- OSASKではメモリレスアーキテクチャをとっており、これはGBAでも引き継がせる予定だが、ということはつまり、メモリイメージというのは、ただのバイナリファイルである。バイナリファイルにこのような型情報がつくわけだ。これは非常に便利である。バイナリファイルに型情報があるのだから、それなりのエディタを作れば、データの任意の部分を人間にわかりやすい形式で表示したり編集したりできるわけだ。
{
view = {
color = white; /* enumであればこのように表示できるはず(ただしこのコメントは実在しない) */
fontsize = 15;
};
history[5] = {
"abc.txt", "def.txt", "ghi.h", "", ""
};
copybuf = "hogehoge";
};
- これはテキストエディタの設定ファイル(兼履歴保存ファイル)の例である。もちろんこれくらいの読みやすい設定ファイルを持つテキストエディタは既にごまんとありkhabaのアドバンテージとはいえないが、しかしこのようなファイルが、実際はただの100バイト前後のバイナリであって、解読ルーチンなしできわめて高速に読めるのである(バイナリなので当然)。これはかなりいけていると思う。しかもただのテキストファイルではないので、viewとかの部分(つまりメンバ名の部分)は編集できないだろうし(無理に編集することもできるだろうけど、その場合違う構造体になってしまうのでもはやこのアプリには読み込めない)、whiteのところはwhiteのほかにblueやredなどを選択すればいいだけにもできる。汎用・バイナリ・バリュー・エディタ?

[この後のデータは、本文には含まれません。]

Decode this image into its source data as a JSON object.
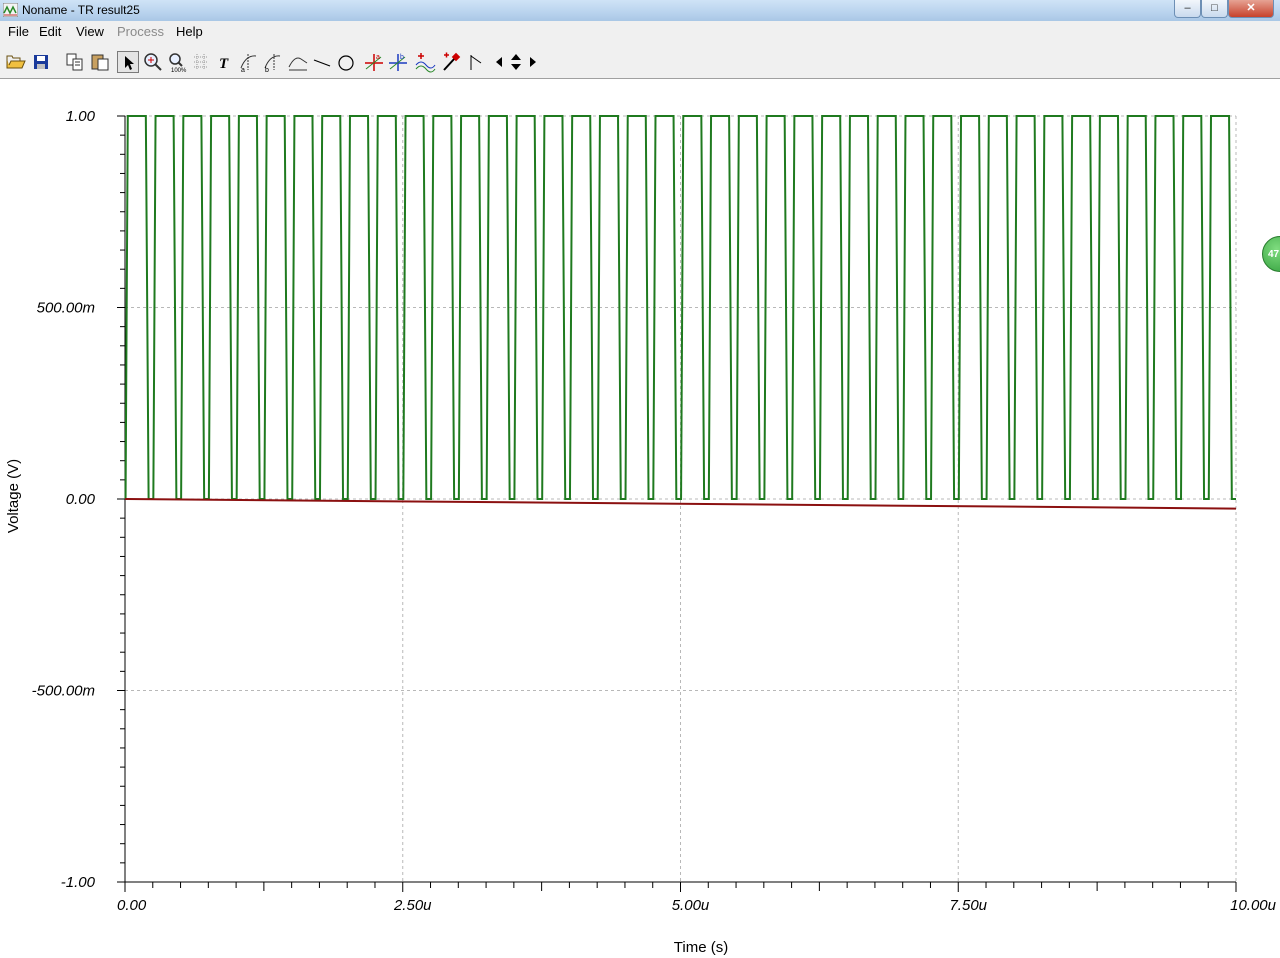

- これが現在実行中のアプリのスタックやヒープに対してもできるのだから、デバッガなんてもういらないかも。
- 出力についても同じようなことがいえるかもしれない。たとえば、2つの整数aとbを入力して、それらの和であるcを出力するプログラムを考えるとする。普通に書けば、標準入力からscanfして、和を算出し、printfするだろう。もしくは入力をコマンドラインにするかもしれない。なんにせよ、ASCII文字列をバイナリに変換し、計算し、結果をASCIIにしなければいけない。
- khabaならどうだろうか。まずここで述べたように、入力部分をバイナリ化できる。以下C言語で書くが、これは説明のためであって、khaba版Cがこのような文法になることを保証するものではない。
struct IFILE { /* INTが仮に32bitだとすれば、8バイトの構造体(ファイル) */
INT a, b;
};
void main(INT argc, STRING *argv)
{
if (argc >= 2) {
struct IFILE *p = mapping_struct(arg[1], "r", struct IFILE);
if (p != NULL) {
printf("%d\n", p->a + p->b);
unmapping(p);
}
}
return;
}
- とりあえずこれで、scanfはなくなった。しかしprintfは残る。printfは重い関数だし、バイナリで入力したのに結果がASCIIだなんて、なんかみっともない。ということでこうしてみる。
struct IOFILE {
INT a, b, c;
};
void main(INT argc, STRING *argv)
{
if (argc >= 2) {
struct IOFILE *p = mapping_struct(arg[1], "rw", struct IOFILE);
if (p != NULL) {
p->c = p->a + p->b;
unmapping(p);
}
}
return;
}
- これはすごい。結果もバイナリだ。しかも重い関数がない。結果がバイナリなので、汎用バイナリバリューエディタがあれば、10進数に限られることなく好きな進法で表示もできる。
- バイナリだと32bitを超える計算ができないという問題があると思うかもしれないが、上記プログラムのkhabaコードを実コードへ変換する際に、INTをint64とみなして処理せよというオプションをつければ、それだけで解決する。その場合読み書き用のバイナリも型変換してから使う(こんなのはもちろんツールで簡単にできる)。つまり、値が同じなら、int幅が変わった程度でバイナリを手で作り直す必要はまったくない。